…На Триумфальной площали был заблаговременно поставлен эшафот. Работы шли день и ночь, стук молотков и визг пил не давал нормально работать сотрудникам «Интерфакса» ни днем, ни ночью. Следует заметить, что ночью было шумнее — потому как дневных работников — как правило, из старой либеральной гвардии, решивших самолично закопать ненавистный строй, сменяли тихие трудолюбивые таджики, у которых работа спорилась не в пример другим.
Наконец, 31-го мартобря, в полдень, все было готово…

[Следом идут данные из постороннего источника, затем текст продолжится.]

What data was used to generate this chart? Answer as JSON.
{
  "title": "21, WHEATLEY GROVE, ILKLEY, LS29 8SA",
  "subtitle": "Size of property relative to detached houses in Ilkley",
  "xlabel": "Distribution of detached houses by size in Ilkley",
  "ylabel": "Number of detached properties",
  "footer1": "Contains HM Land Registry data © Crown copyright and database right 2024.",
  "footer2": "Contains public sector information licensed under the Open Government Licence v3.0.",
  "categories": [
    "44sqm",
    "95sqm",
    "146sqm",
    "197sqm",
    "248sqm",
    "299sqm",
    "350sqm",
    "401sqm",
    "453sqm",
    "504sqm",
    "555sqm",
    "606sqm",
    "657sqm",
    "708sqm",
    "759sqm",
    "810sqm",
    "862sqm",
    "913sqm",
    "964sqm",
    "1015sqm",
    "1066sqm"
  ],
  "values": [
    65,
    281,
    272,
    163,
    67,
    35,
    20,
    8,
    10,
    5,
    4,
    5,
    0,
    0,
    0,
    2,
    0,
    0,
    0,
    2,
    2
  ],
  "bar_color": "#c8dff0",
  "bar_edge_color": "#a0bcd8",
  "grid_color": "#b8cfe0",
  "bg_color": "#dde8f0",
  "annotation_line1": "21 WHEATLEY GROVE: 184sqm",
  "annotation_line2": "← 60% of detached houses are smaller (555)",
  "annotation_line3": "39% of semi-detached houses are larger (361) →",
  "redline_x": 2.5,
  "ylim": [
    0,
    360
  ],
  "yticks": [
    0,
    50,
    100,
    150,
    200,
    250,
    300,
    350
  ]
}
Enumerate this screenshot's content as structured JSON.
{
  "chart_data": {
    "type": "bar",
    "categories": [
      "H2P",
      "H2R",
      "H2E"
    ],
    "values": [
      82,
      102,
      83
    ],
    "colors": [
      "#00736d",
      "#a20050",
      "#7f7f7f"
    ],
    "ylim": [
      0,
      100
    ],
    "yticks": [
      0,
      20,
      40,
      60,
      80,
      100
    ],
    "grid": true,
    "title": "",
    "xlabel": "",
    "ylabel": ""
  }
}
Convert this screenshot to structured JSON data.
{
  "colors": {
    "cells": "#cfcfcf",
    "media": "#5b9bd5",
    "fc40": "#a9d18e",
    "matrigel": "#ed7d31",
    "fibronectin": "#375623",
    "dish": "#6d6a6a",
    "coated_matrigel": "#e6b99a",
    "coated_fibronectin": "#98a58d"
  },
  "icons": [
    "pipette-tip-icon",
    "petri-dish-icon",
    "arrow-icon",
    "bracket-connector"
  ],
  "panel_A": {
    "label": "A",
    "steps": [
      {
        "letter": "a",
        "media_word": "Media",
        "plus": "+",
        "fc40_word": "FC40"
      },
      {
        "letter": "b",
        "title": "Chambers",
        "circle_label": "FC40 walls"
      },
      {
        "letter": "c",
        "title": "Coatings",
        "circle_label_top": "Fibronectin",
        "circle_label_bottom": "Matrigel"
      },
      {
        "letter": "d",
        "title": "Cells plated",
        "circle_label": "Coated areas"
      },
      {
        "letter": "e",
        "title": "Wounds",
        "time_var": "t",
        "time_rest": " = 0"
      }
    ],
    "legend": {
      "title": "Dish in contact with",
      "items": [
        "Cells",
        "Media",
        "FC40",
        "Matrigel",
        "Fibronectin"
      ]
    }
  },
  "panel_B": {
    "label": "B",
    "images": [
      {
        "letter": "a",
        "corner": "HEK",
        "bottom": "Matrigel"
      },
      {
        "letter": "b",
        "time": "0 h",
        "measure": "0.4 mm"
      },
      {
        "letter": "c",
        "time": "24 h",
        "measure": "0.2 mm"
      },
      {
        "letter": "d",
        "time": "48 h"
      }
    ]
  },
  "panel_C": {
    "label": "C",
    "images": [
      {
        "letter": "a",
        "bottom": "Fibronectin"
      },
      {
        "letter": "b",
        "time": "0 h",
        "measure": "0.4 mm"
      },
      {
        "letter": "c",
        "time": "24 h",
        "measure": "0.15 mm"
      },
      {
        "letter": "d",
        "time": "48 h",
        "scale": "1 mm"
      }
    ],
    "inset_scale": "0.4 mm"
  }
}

…Под позывные Радио «Свобода», бодро выбиваемые приглашенными барабанщицами, из-под приговоренных выдернули офисные кресла. Немедля раздался грохот, потому как трое из казнимых упали на помост. «Веревки-то… Гнилье… Вот все у них так…» — понесся шепоток над толпой. Милов побледнел и судорожно дал шенекелей хмурой Собчак. Послали посмотреть, кто сорвался. Пухлощекий молодой либерал в кантианско распахнутом мундире шустро сорвал колпаки с падших и брезгливо поморщился. Иванов 6-й предусмотрительно притворился мертвым, пустив изо рта пену и высунув на полметра мозолистый свой язык. Якеменко хрипел и злобно вращал глазами. Лишь Данилин нашел в себе силы подняться с колен и прокричать — «Либерал! Повесь нас на своих аксельбантах! Все равно твои дети будут учиться…» Договорить ему не дали, вновь накинув колпак и петлю…
…Место, где были погребены охранители, доподлинно неизвестно. Впрочем, говорят, что отвезли их тела на безымянный Остров напротив Кремля, после чего в память о повешенных — и в первую очередь о храбром Данилине — остров сей был прозван «Голодай!». Могила их не отмечена ни крестом, ни камнем, лишь иногда на темных аллеях, озаряемых предзакатным солнцем, появляется невысокий седовласый человечек со стрижкой ежиком, в очках в тонкой оправе — и кладет на одно лишь ему известное место пару прекрасных цветков кактуса. Вздыхает, поправляет очки, и уходит на Запад.